What Dune has Taught Me about Writing

For those of you who have read Dune, you understand that is nothing short of a masterpiece of fiction.  Unfortunately for me, I hadn't read it until recently (and I have yet to follow up with its half dozen sequels).  For those of you who have not read Dune, it follows the Highborn House Atreides from the lush planet Caladan to the wasteland of Arrakis.  But there are some things that I noticed that Herbert did really well writing Dune.

Narrative:  The reader gets to see inside everyone's mind, in nearly every scene.  Initially, this was hard to follow for me because I haven't read too many books where this occurs.  However, once accustomed to it I couldn't stop thinking why more books aren't written this way.  And because of this, I found myself caring more about the characters than about the events that happened to them.

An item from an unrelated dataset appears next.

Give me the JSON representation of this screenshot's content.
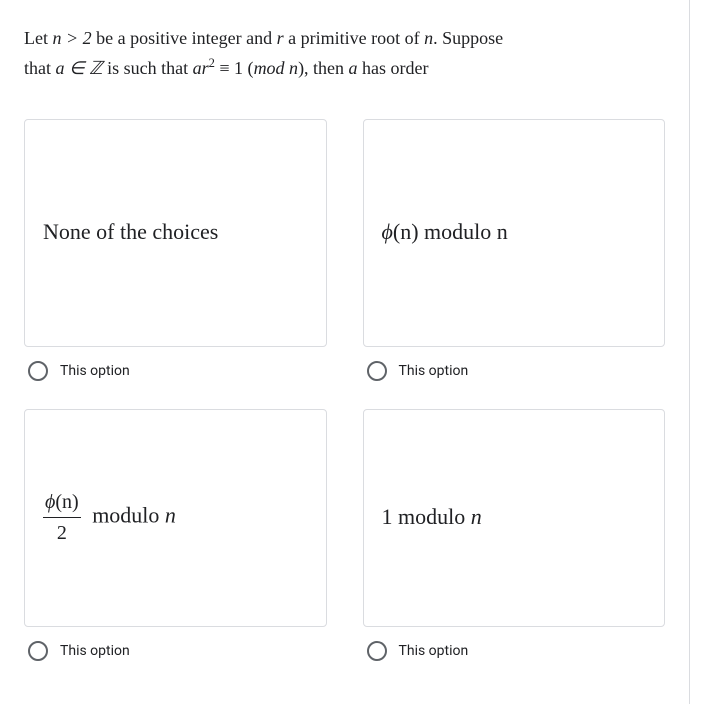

Character:  The reader never wonders what a character wants.  The story is character driven.  There are so many egos and this work is rife with backstabbing and secret plans that it takes the mention of the Space Guild to remind you this is set in the far future.

Genre:  If not for the mention of shields, spaceships, and planets, you would think this was more akin to a low fantasy work.  We are lost within fantasy archetypes of Upper and Lower Houses, fiefs, empire, political marriages, and power plays.  Dogmatic religion and prophesy also play major roles in this book, something absent from a lot of sci fi works.

Structure:  This book takes place over the period of several years.  The main character is in his early teens when the book starts, but the work ends when he is in his late teens/early twenties.  Furthermore, this book doesn't have chapters.  I initially found this as jarring as the constant change of perspective mentioned above.  Instead, this book's segments are broken up by fictional quotes by the Emperor's daughter from her myriad biographies, studies, and reference guides.

Details:  Any text on writing will explain how details are crucial to the story.  However, hardly do you see a work weave in details so seamlessly you feel like you are watching Cable TV Drama.  Not only does Herbert use the slightest descriptions to give his characters distinguishing features, but the emotional connections to the characters serve the reader as well.  I found myself hating the Baron Harkonnen more than I had ever hated Voldemort or Emperor Palpatine.  It wasn't because the Baron was more evil, either.

In conclusion, while reading Dune I was reminded that a story has its own life.  While there are certain rules pertaining to plot, structure, and grammar, a story cannot be shoved into a box.  This helps me feel freer in my writing.  And if I can get rid of these hard edges of the boxes I have constructed around my craft, maybe my stories will flow a bit more naturally.